Much has been written about the challenges of maintaining innovation in drug discovery and development. Costing an average of $2.6 billion to reach the market and with a less than 12% chance of success after a drug enters clinical trials, the process requires patience, persistence and many great minds working together. Against this backdrop, lots has been written about how we can minimise risk and maximise success, both at the coal face and as investors. But… it’s really by being creative, inventing, and innovating, that we can make the biggest difference for the people we hope and want to serve. So how do we do this, especially over the 10-15 years it can take to bring a new treatment to market? Here are some lessons from the history of drug discovery.
1. Connect the Dots
In early trials of a new drug in angina, patients reported a side-effect of penile erection. Researchers noticed this detail and saw the potential for this to become a feature rather than a by-product. Pfizer shifted direction to do this and created Viagra, one of the most famous drugs of all time. Making new drugs is a complicated process, and biology is difficult to predict. Experiments don’t always go as planned. We need to keep our minds open to connect the dots, identify patterns, and make connections, and then adapt to events rather than changing them. Sometimes, the most remarkable breakthroughs happen when we pivot in response to challenges.
2. Challenge Conventional Wisdom
Retinitis pigmentosa (RP) is the most common cause of blindness in developed countries. Conventional wisdom has been that the condition can’t be reversed. Recent work with optogenetics, a breakthrough in neuroscience is challenging that, and multiple trials of this new approach have now started. Conventional wisdom can be a formidable barrier to innovation. Rather than accepting it, we should venture outside it to discover new perspectives and solutions, and perhaps introduce people to possibilities they haven’t even imagined.
3. Seek the Unusual
Alexander Fleming discovered not just one, but two naturally occurring bacterial-killing substances by ‘chance’ in the 1920s; lysozyme and penicillin. The chances of Fleming observing the effects of the penicillin mould have been calculated at about 1 in a billion. But he was a skilled scientist, attuned to seeking anything new and unusual, and as a result he was able to make two very important discoveries. Sometimes the unexpected, accidental, or unwanted result is the thing we should follow. We should pay meticulous attention to detail as insights are often found in subtleties.
4. Be Resilient
Pembrolizumab was discovered by scientists looking for drugs that would treat inhibit the immune system, rather than activate it. At the time, the idea of harnessing the immune system to fight cancer was a fringe idea and the team, even after the molecule had been recognised as a potential cancer drug, had to fight for funding through two mergers and acquisitions to develop it. That persistence and fight led to Keytruda, a paradigm shift for cancer treatment that has helped countless patients around the world. Innovative ideas are often met with scepticism or resistance. Don’t be discouraged if your idea is initially ignored or dismissed. Confidence in your unique perspective and perseverance are essential qualities on the path to making a real impact.
5. Embrace collaboration
Although Alexander Fleming discovered penicillin, it took Florey and Chain and their teams in Oxford to turn that discovery into a medical breakthrough.

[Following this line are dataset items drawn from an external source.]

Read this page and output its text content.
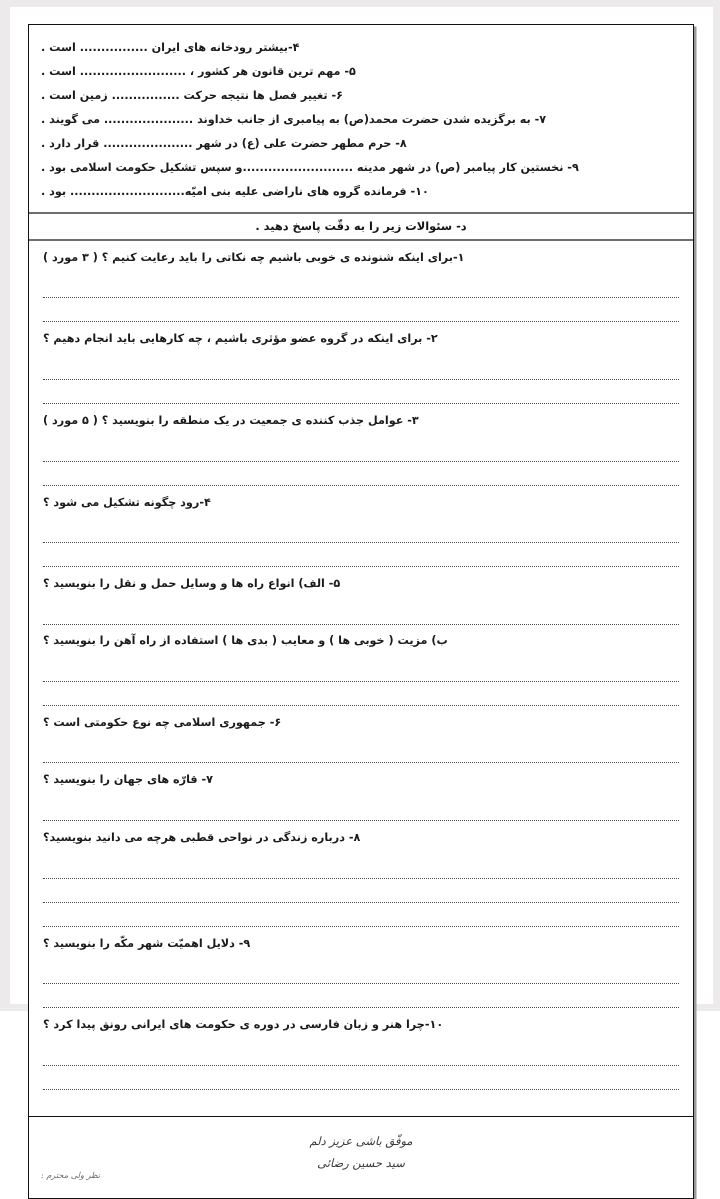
۴-بیشتر رودخانه های ایران ................ است .
۵- مهم ترین قانون هر کشور ، ......................... است .
۶- تغییر فصل ها نتیجه حرکت ................ زمین است .
۷- به برگزیده شدن حضرت محمد(ص) به پیامبری از جانب خداوند ..................... می گویند .
۸- حرم مطهر حضرت علی (ع) در شهر ..................... قرار دارد .
۹- نخستین کار پیامبر (ص) در شهر مدینه ..........................و سپس تشکیل حکومت اسلامی بود .
۱۰- فرمانده گروه های ناراضی علیه بنی امیّه........................... بود .
د- سئوالات زیر را به دقّت پاسخ دهید .
۱-برای اینکه شنونده ی خوبی باشیم چه نکاتی را باید رعایت کنیم ؟ ( ۳ مورد )
۲- برای اینکه در گروه عضو مؤثری باشیم ، چه کارهایی باید انجام دهیم ؟
۳- عوامل جذب کننده ی جمعیت در یک منطقه را بنویسید ؟ ( ۵ مورد )
۴-رود چگونه تشکیل می شود ؟
۵- الف) انواع راه ها و وسایل حمل و نقل را بنویسید ؟
ب) مزیت ( خوبی ها ) و معایب ( بدی ها ) استفاده از راه آهن را بنویسید ؟
۶- جمهوری اسلامی چه نوع حکومتی است ؟
۷- قارّه های جهان را بنویسید ؟
۸- درباره زندگی در نواحی قطبی هرچه می دانید بنویسید؟
۹- دلایل اهمیّت شهر مکّه را بنویسید ؟
۱۰-چرا هنر و زبان فارسی در دوره ی حکومت های ایرانی رونق پیدا کرد ؟
موفّق باشی عزیز دلم
سید حسین رضائی
نظر ولی محترم :
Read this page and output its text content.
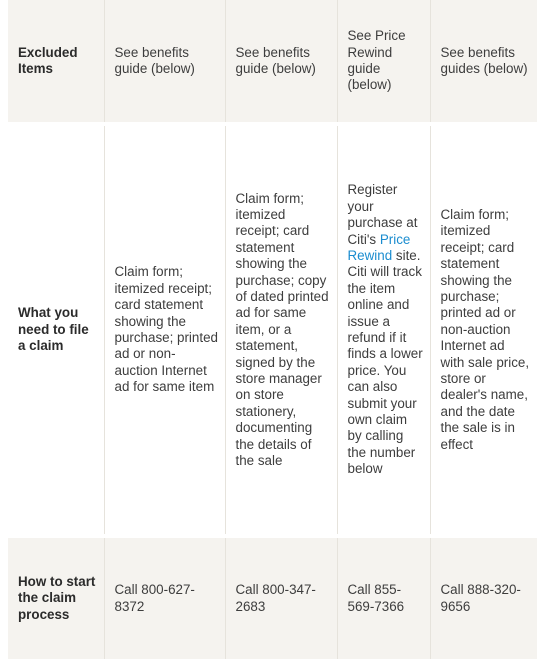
Excluded Items	See benefits guide (below)	See benefits guide (below)	See Price Rewind guide (below)	See benefits guides (below)
What you need to file a claim	Claim form; itemized receipt; card statement showing the purchase; printed ad or non-auction Internet ad for same item	Claim form; itemized receipt; card statement showing the purchase; copy of dated printed ad for same item, or a statement, signed by the store manager on store stationery, documenting the details of the sale	Register your purchase at Citi's Price Rewind site. Citi will track the item online and issue a refund if it finds a lower price. You can also submit your own claim by calling the number below	Claim form; itemized receipt; card statement showing the purchase; printed ad or non-auction Internet ad with sale price, store or dealer's name, and the date the sale is in effect
How to start the claim process	Call 800-627-8372	Call 800-347-2683	Call 855-569-7366	Call 888-320-9656
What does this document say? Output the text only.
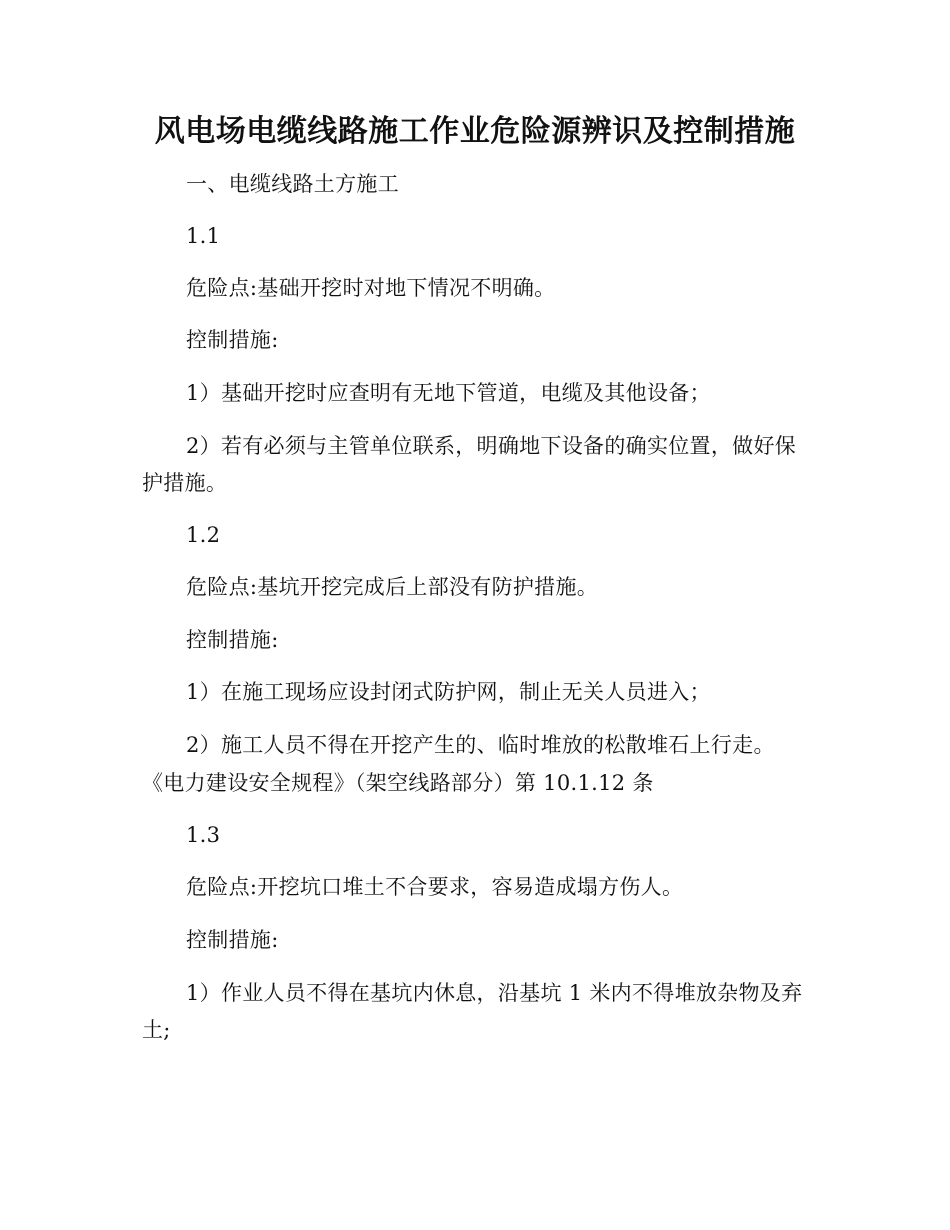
风电场电缆线路施工作业危险源辨识及控制措施
一、电缆线路土方施工
1.1
危险点:基础开挖时对地下情况不明确。
控制措施:
1）基础开挖时应查明有无地下管道，电缆及其他设备；
2）若有必须与主管单位联系，明确地下设备的确实位置，做好保
护措施。
1.2
危险点:基坑开挖完成后上部没有防护措施。
控制措施:
1）在施工现场应设封闭式防护网，制止无关人员进入；
2）施工人员不得在开挖产生的、临时堆放的松散堆石上行走。
《电力建设安全规程》（架空线路部分）第 10.1.12 条
1.3
危险点:开挖坑口堆土不合要求，容易造成塌方伤人。
控制措施:
1）作业人员不得在基坑内休息，沿基坑 1 米内不得堆放杂物及弃
土;
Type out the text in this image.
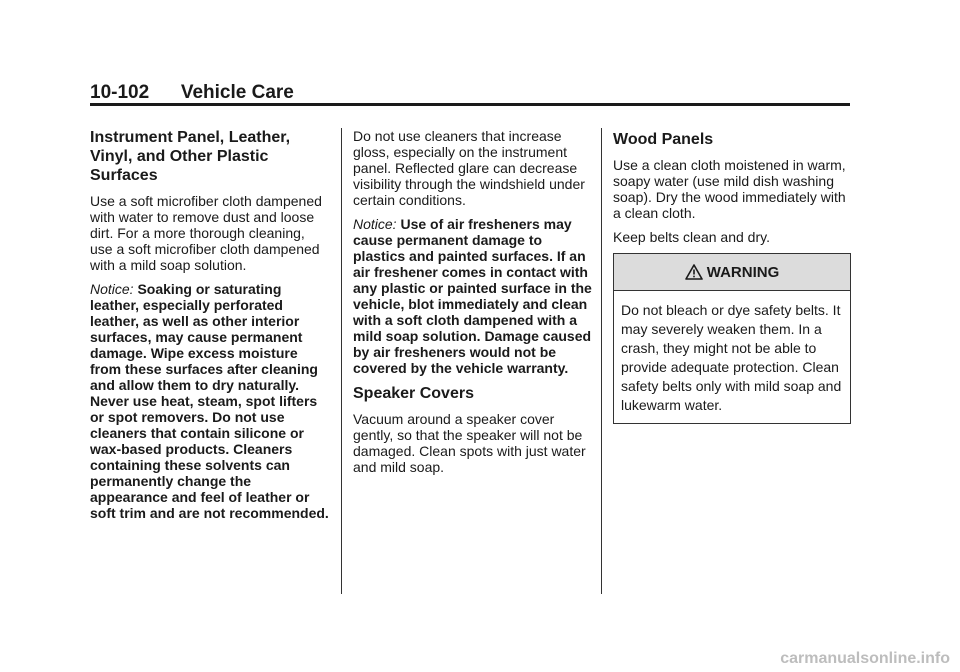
10-102 Vehicle Care
Instrument Panel, Leather, Vinyl, and Other Plastic Surfaces

Use a soft microfiber cloth dampened with water to remove dust and loose dirt. For a more thorough cleaning, use a soft microfiber cloth dampened with a mild soap solution.

Notice: Soaking or saturating leather, especially perforated leather, as well as other interior surfaces, may cause permanent damage. Wipe excess moisture from these surfaces after cleaning and allow them to dry naturally. Never use heat, steam, spot lifters or spot removers. Do not use cleaners that contain silicone or wax-based products. Cleaners containing these solvents can permanently change the appearance and feel of leather or soft trim and are not recommended.

Do not use cleaners that increase gloss, especially on the instrument panel. Reflected glare can decrease visibility through the windshield under certain conditions.

Notice: Use of air fresheners may cause permanent damage to plastics and painted surfaces. If an air freshener comes in contact with any plastic or painted surface in the vehicle, blot immediately and clean with a soft cloth dampened with a mild soap solution. Damage caused by air fresheners would not be covered by the vehicle warranty.

Speaker Covers

Vacuum around a speaker cover gently, so that the speaker will not be damaged. Clean spots with just water and mild soap.

Wood Panels

Use a clean cloth moistened in warm, soapy water (use mild dish washing soap). Dry the wood immediately with a clean cloth.

Keep belts clean and dry.

WARNING
Do not bleach or dye safety belts. It may severely weaken them. In a crash, they might not be able to provide adequate protection. Clean safety belts only with mild soap and lukewarm water.
carmanualsonline.info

One important reason for this is that whilst Fleming was a loner, working in a small department, Florey and Chain had access to greater scientific resources, networks, and collaboration. Communication, collaborating, and working collectively as a team are crucial. Different perspectives extend ideas and create improvements and momentum.
Drug discovery and development are hard. Making a difference for patients and their families is hard. To do that, we need to be creative and challenge our own thinking, as well as that of others. Creativity is critical in doing that. I hope you find these insights as valuable as I do in challenging the status quo.